Bitmap values contains both row / column values. Details on how row and column are combined to derive positions in the bitmap are documented in respective (*Bitmap)Mutex and (*Bitmap)BSI methods
When saving key/value pairs we use (*pebble.Batch)Merge. And a custom value merger that only performs (*Bitmap)Or that is inlined.

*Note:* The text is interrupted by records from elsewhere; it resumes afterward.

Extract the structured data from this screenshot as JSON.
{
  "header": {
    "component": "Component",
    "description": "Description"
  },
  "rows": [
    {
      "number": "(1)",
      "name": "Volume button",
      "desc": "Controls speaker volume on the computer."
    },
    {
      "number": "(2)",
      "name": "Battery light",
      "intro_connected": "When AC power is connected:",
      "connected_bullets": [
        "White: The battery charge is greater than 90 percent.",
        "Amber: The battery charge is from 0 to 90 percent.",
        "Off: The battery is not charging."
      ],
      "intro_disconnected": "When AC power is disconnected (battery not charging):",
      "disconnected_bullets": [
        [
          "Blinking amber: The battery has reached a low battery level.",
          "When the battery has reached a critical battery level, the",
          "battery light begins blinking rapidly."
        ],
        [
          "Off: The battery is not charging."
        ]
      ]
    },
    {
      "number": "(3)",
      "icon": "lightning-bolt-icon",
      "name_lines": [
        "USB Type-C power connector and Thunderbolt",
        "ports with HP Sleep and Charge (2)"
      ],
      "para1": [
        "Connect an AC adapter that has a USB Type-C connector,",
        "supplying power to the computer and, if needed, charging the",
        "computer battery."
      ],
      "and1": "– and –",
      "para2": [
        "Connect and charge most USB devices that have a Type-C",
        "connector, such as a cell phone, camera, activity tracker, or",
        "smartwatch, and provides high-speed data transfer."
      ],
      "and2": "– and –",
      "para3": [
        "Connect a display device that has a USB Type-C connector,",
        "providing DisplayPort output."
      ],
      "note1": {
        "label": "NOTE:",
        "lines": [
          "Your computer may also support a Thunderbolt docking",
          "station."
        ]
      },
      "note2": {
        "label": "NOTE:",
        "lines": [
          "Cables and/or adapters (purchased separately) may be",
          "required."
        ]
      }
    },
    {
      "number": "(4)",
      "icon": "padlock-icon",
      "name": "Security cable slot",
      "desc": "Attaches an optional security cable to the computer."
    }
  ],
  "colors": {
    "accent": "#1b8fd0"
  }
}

With this design we ensures that batch flushes are very fast and very efficient.
Index ¶
- Constants
- type Cond
- type FilterSet
- type ScanCall
- type ScanConfig
- type Timeseries
- func (ts *Timeseries) Add(m *models.Model) error
- func (ts *Timeseries) Close() error
- func (ts *Timeseries) Find(ctx context.Context, field models.Field, id uint64) (value string)

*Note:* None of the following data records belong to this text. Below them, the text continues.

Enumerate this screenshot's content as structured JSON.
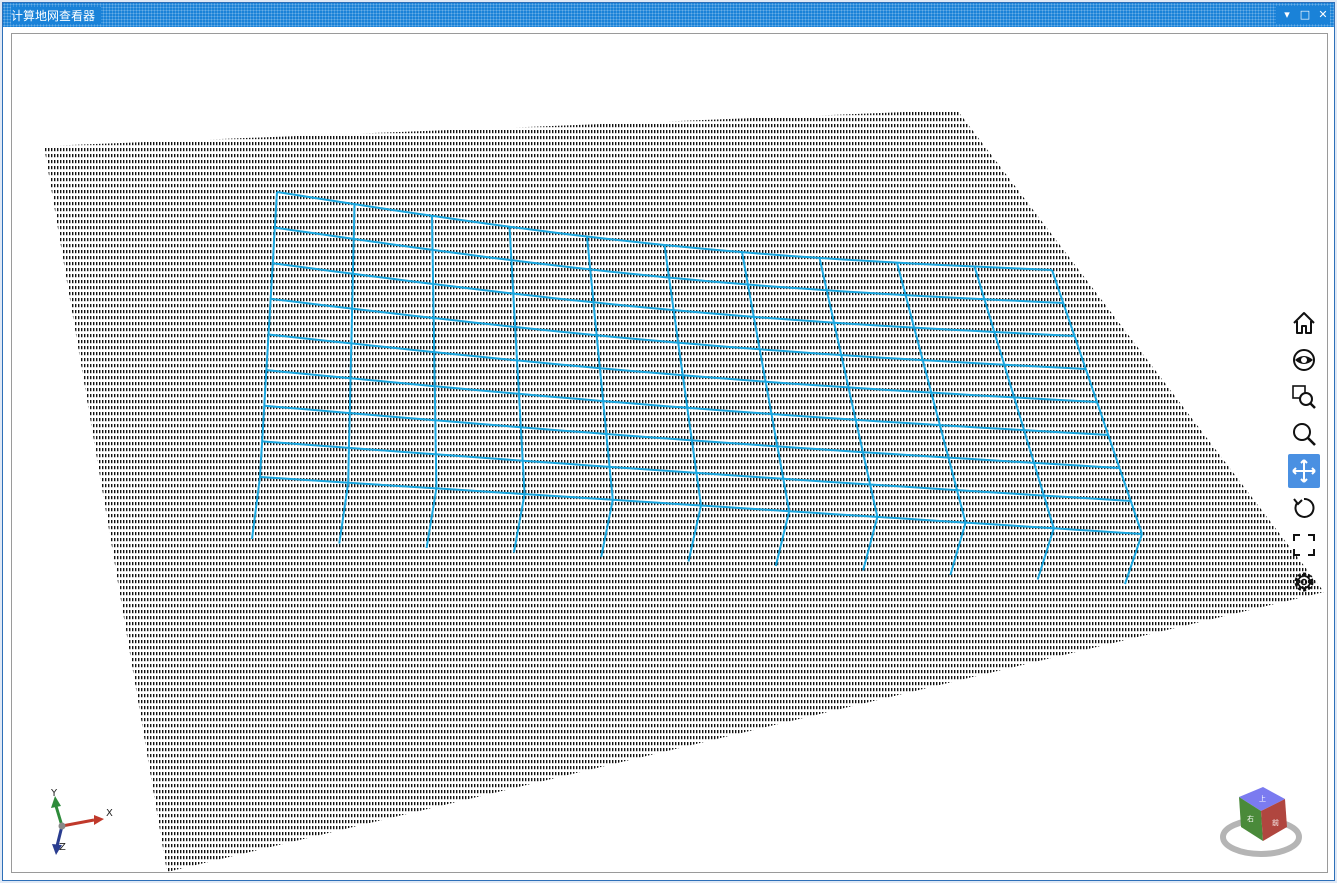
{
  "window": {
    "title": "计算地网查看器",
    "buttons": [
      {
        "name": "dropdown",
        "glyph": "▾"
      },
      {
        "name": "maximize",
        "glyph": "□"
      },
      {
        "name": "close",
        "glyph": "✕"
      }
    ]
  },
  "toolbar": {
    "items": [
      {
        "name": "home-view",
        "icon": "home-icon",
        "active": false
      },
      {
        "name": "look-at",
        "icon": "eye-icon",
        "active": false
      },
      {
        "name": "zoom-window",
        "icon": "zoom-window-icon",
        "active": false
      },
      {
        "name": "zoom",
        "icon": "magnifier-icon",
        "active": false
      },
      {
        "name": "pan",
        "icon": "move-icon",
        "active": true
      },
      {
        "name": "rotate",
        "icon": "rotate-icon",
        "active": false
      },
      {
        "name": "fit-all",
        "icon": "fit-extents-icon",
        "active": false
      },
      {
        "name": "settings",
        "icon": "gear-icon",
        "active": false
      }
    ]
  },
  "axis_triad": {
    "x_label": "X",
    "y_label": "Y",
    "z_label": "Z",
    "colors": {
      "x": "#c0392b",
      "y": "#2e8b3a",
      "z": "#2a3d8f"
    }
  },
  "view_cube": {
    "top_label": "上",
    "front_label": "前",
    "side_label": "右",
    "colors": {
      "top": "#7b7bf0",
      "front": "#b0463f",
      "side": "#4a8a3a"
    }
  },
  "colors": {
    "grid_mesh": "#1aa7e0",
    "ground_points": "#111111",
    "title_bar": "#1a82d8"
  }
}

- func (ts *Timeseries) Get() *shards.DB
- func (ts *Timeseries) Location() *location.Location
- func (ts *Timeseries) Save() error
- func (ts *Timeseries) Scan(res encoding.Resolution, start, end time.Time, filterSet FilterSet, ...) error
- func (ts *Timeseries) Search(field models.Field, prefix []byte, f func(key []byte, value uint64))
- func (ts *Timeseries) Select(ctx context.Context, values models.BitSet, domain string, start, end time.Time, ...) error
- func (ts *Timeseries) Translate(field models.Field, value []byte) uint64
- func (ts *Timeseries) Visitors(start, end time.Time, resolution encoding.Resolution, domain string) (visitors uint64)
Constants ¶
const ShardWidth = 1 << 20
Variables ¶
This section is empty.
Functions ¶
This section is empty.
Types ¶
type Cond ¶ added in v1.6.0
Cond defines exact matches rows and non exact match rows. Applies a union of all columns satsfying the conditions.
This assumes Cond is for a mutex field. vince only support filter on mutex fields.
type FilterSet ¶ added in v1.6.0
type FilterSet [models.SearchFieldSize]Cond
func (*FilterSet) ScanFields ¶ added in v1.6.0
ScanFields returns a set of all fields to scan for this filter.
type ScanConfig ¶ added in v1.6.0
type Timeseries ¶ added in v1.5.1
type Timeseries struct {
// contains filtered or unexported fields
}
func (*Timeseries) Add ¶ added in v1.5.1
func (ts *Timeseries) Add(m *models.Model) error
Add process m and batches it. It must be called in the same goroutine as (*Timeseries)Save
When we reach a shard boundary, existing batch will be saved before adding m. m []byte fields must not be modified because we use reference during translation A safe usage is to release m imediately after calling this method and reset it by calling
*m = models.Model{}
func (*Timeseries) Close ¶ added in v1.5.1
func (ts *Timeseries) Close() error
Close releases resources and removes buffers used.
func (*Timeseries) Get ¶ added in v1.5.1
func (ts *Timeseries) Get() *shards.DB
func (*Timeseries) Location ¶ added in v1.8.0
func (ts *Timeseries) Location() *location.Location
func (*Timeseries) Save ¶ added in v1.5.1
func (ts *Timeseries) Save() error
Save persist all buffered events into pebble key value store. This method is not safe for cocunrrent use. It is intended to be called in the same goroutine that calls (*Timeseries)Add.
The goal is to ensure almost lock free ingestion path ( with exception of translation with uses RWMutex)
func (*Timeseries) Scan ¶ added in v1.6.0
func (ts *Timeseries) Scan( res encoding.Resolution, start, end time.Time, filterSet FilterSet, valueSet models.BitSet, cb ScanCall, ) error
func (*Timeseries) Translate ¶ added in v1.5.1
func (ts *Timeseries) Translate(field models.Field, value []byte) uint64
func (*Timeseries) Visitors ¶ added in v1.7.0
func (ts *Timeseries) Visitors(start, end time.Time, resolution encoding.Resolution, domain string) (visitors uint64)
Realtime computes total visitors in the last 5 minutes.